Percentage
$$\text{Percentage} = \frac{\text{Part}}{\text{Whole}} \times 100$$
What is Percentage?
A percentage is a dimensionless ratio expressed as a fraction of 100. The word derives from the Latin "per centum," meaning "by the hundred." It is the universal language for expressing proportions because it places all comparisons on a common scale — 40 out of 80 and 50 out of 100 are both immediately legible as 50% without further calculation.
Percentages, decimals, and fractions are three representations of the same underlying ratio. A percentage divides the numerator by the denominator and multiplies by 100; a decimal divides without the multiplication; a fraction leaves the division unexpressed. Converting between them is routine, but context determines which form is most communicable: financial reports favour percentages, engineering calculations favour decimals, and exact computation favours fractions.

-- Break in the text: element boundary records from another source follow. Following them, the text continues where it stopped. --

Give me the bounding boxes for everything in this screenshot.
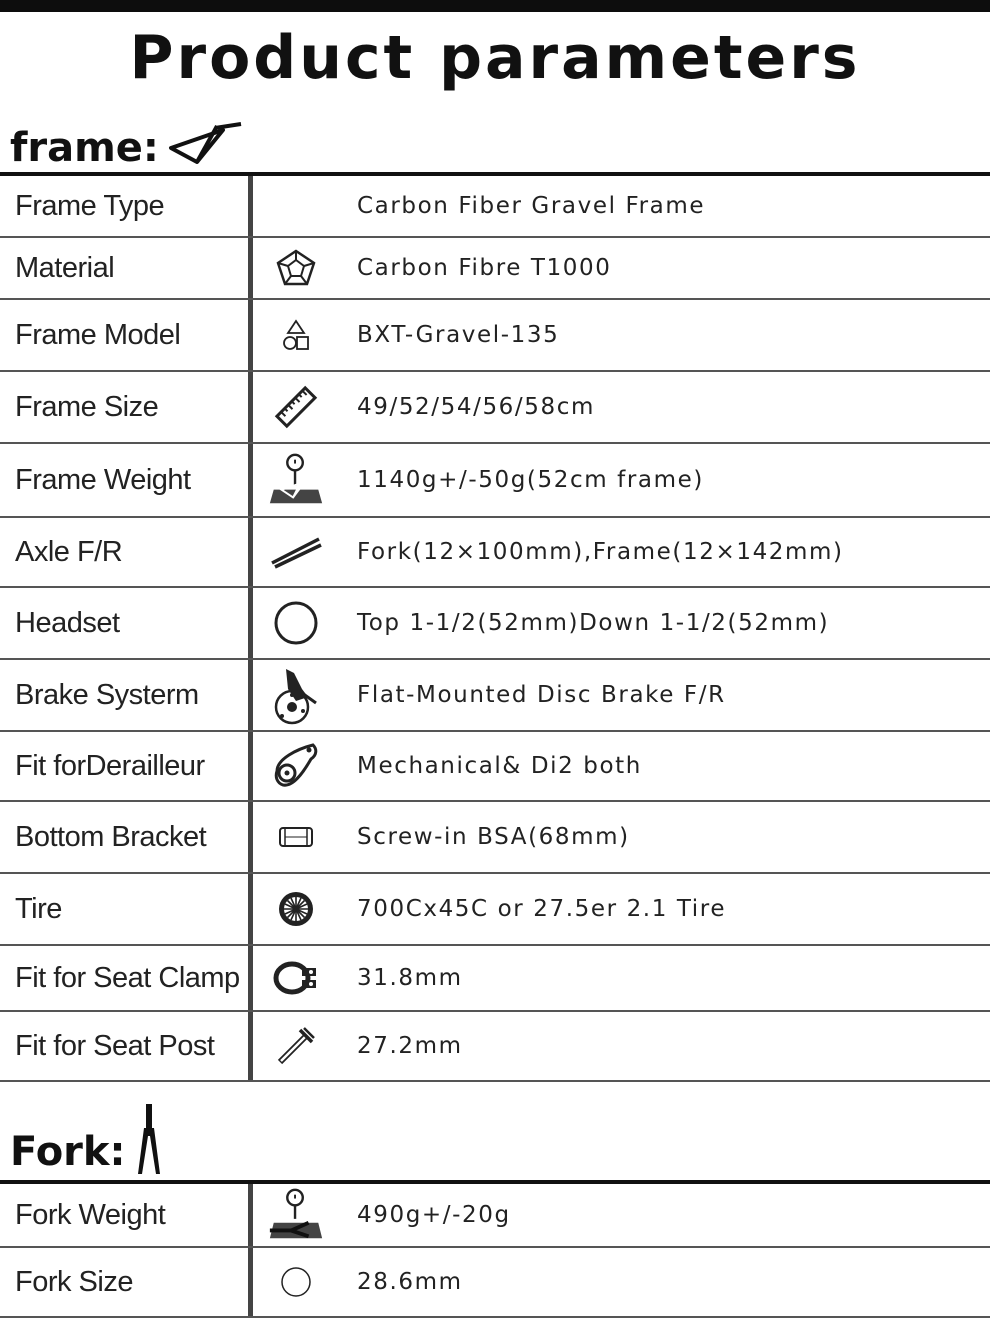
row-value: Carbon Fibre T1000	[357, 255, 612, 281]
table-row	[0, 1248, 990, 1318]
fork-icon	[134, 1102, 164, 1176]
row-key: Material	[15, 251, 115, 284]
row-key: Fork Weight	[15, 1198, 166, 1231]
row-key: Headset	[15, 606, 120, 639]
table-row	[0, 176, 990, 238]
table-row	[0, 946, 990, 1012]
table-row	[0, 300, 990, 372]
row-value: Flat-Mounted Disc Brake F/R	[357, 682, 726, 708]
frame-section-heading	[10, 122, 243, 170]
table-row	[0, 372, 990, 444]
row-key: Fork Size	[15, 1265, 133, 1298]
row-key: Frame Weight	[15, 463, 191, 496]
bottom-bracket-icon	[266, 802, 326, 872]
row-value: BXT-Gravel-135	[357, 322, 560, 348]
table-row	[0, 874, 990, 946]
table-row	[0, 518, 990, 588]
row-value: 27.2mm	[357, 1033, 463, 1059]
table-row	[0, 1184, 990, 1248]
pentagon-molecule-icon	[266, 238, 326, 298]
row-key: Frame Size	[15, 390, 159, 423]
frame-heading-label: frame:	[10, 125, 159, 171]
scale-frame-icon	[266, 444, 326, 516]
shapes-icon	[266, 300, 326, 370]
ring-icon	[266, 588, 326, 658]
row-value: Carbon Fiber Gravel Frame	[357, 193, 706, 219]
row-key: Fit forDerailleur	[15, 749, 205, 782]
table-row	[0, 1012, 990, 1082]
bike-frame-icon	[167, 122, 243, 166]
fork-section-heading	[10, 1102, 164, 1176]
row-key: Axle F/R	[15, 535, 123, 568]
row-value: Fork(12×100mm),Frame(12×142mm)	[357, 539, 844, 565]
row-key: Brake Systerm	[15, 678, 199, 711]
row-value: Screw-in BSA(68mm)	[357, 824, 630, 850]
row-value: 31.8mm	[357, 965, 463, 991]
ruler-icon	[266, 372, 326, 442]
disc-brake-icon	[266, 660, 326, 730]
row-key: Frame Model	[15, 318, 181, 351]
row-value: 28.6mm	[357, 1269, 463, 1295]
axle-icon	[266, 518, 326, 586]
row-key: Frame Type	[15, 189, 165, 222]
row-value: Top 1-1/2(52mm)Down 1-1/2(52mm)	[357, 610, 830, 636]
seat-post-icon	[266, 1012, 326, 1080]
row-value: Mechanical& Di2 both	[357, 753, 642, 779]
row-value: 1140g+/-50g(52cm frame)	[357, 467, 704, 493]
row-key: Bottom Bracket	[15, 820, 207, 853]
top-bar	[0, 0, 990, 12]
fork-heading-label: Fork:	[10, 1129, 126, 1175]
table-row	[0, 802, 990, 874]
row-key: Fit for Seat Post	[15, 1029, 215, 1062]
table-row	[0, 444, 990, 518]
table-row	[0, 732, 990, 802]
table-row	[0, 588, 990, 660]
circle-icon	[266, 1248, 326, 1316]
seat-clamp-icon	[266, 946, 326, 1010]
row-value: 700Cx45C or 27.5er 2.1 Tire	[357, 896, 727, 922]
row-key: Tire	[15, 892, 62, 925]
table-row	[0, 238, 990, 300]
row-value: 490g+/-20g	[357, 1202, 511, 1228]
table-row	[0, 660, 990, 732]
scale-fork-icon	[266, 1184, 326, 1246]
wheel-icon	[266, 874, 326, 944]
page-title: Product parameters	[129, 23, 861, 93]
row-key: Fit for Seat Clamp	[15, 961, 240, 994]
derailleur-icon	[266, 732, 326, 800]
row-value: 49/52/54/56/58cm	[357, 394, 595, 420]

A critical property of percentages is their asymmetry under reversal. A 50% increase followed by a 50% decrease does not return to the original value — it leaves you at 75% of the start, because each percentage is applied to a different base. Understanding base effects is essential for interpreting compounding, discounts, and sequential changes correctly.
When to use Percentage
Use percentages when communicating proportions to a general audience or when comparing parts of different-sized wholes on a common scale. Use decimals when inputting values into formulas or calculations. Use fractions when exact rational representation is required without rounding error.
Worked examples
| Value | As fraction | As decimal | As percentage |
|---|---|---|---|
| 1 in 4 | 1/4 | 0.25 | 25% |
| 3 in 8 | 3/8 | 0.375 | 37.5% |
| 1 in 3 | 1/3 | 0.3333… | 33.33…% |
| 7 in 10 | 7/10 | 0.70 | 70% |
| 1 in 1 | 1/1 | 1.00 | 100% |
Common pitfalls
The base matters every time. "20% off, then an additional 10% off" is not a 30% discount — it is a 28% discount because the second 10% is applied to the already-reduced price. Always identify what the 100% base is before performing or interpreting a percentage calculation.
Frequently asked questions
What is the formula for calculating a percentage?
The standard formula is: Percentage = (Part / Whole) × 100. For example, if 30 students out of 120 passed an exam, the pass rate is (30 / 120) × 100 = 25%. Identify the "whole" carefully — it is the reference value against which the part is being measured.
Can a percentage exceed 100%?
Yes. A percentage exceeds 100% whenever the part is larger than the whole — for example, a value that has more than doubled is above 200% of its original. Percentages below 0% are also valid in contexts like negative returns or temperature changes below a reference point.
What is the difference between a percentage and a percentage point?
A percentage expresses a proportion. A percentage point is the arithmetic difference between two percentages. If a tax rate rises from 20% to 25%, it increased by 5 percentage points but by 25% relative to its original value. Confusing the two is one of the most common errors in financial and statistical reporting.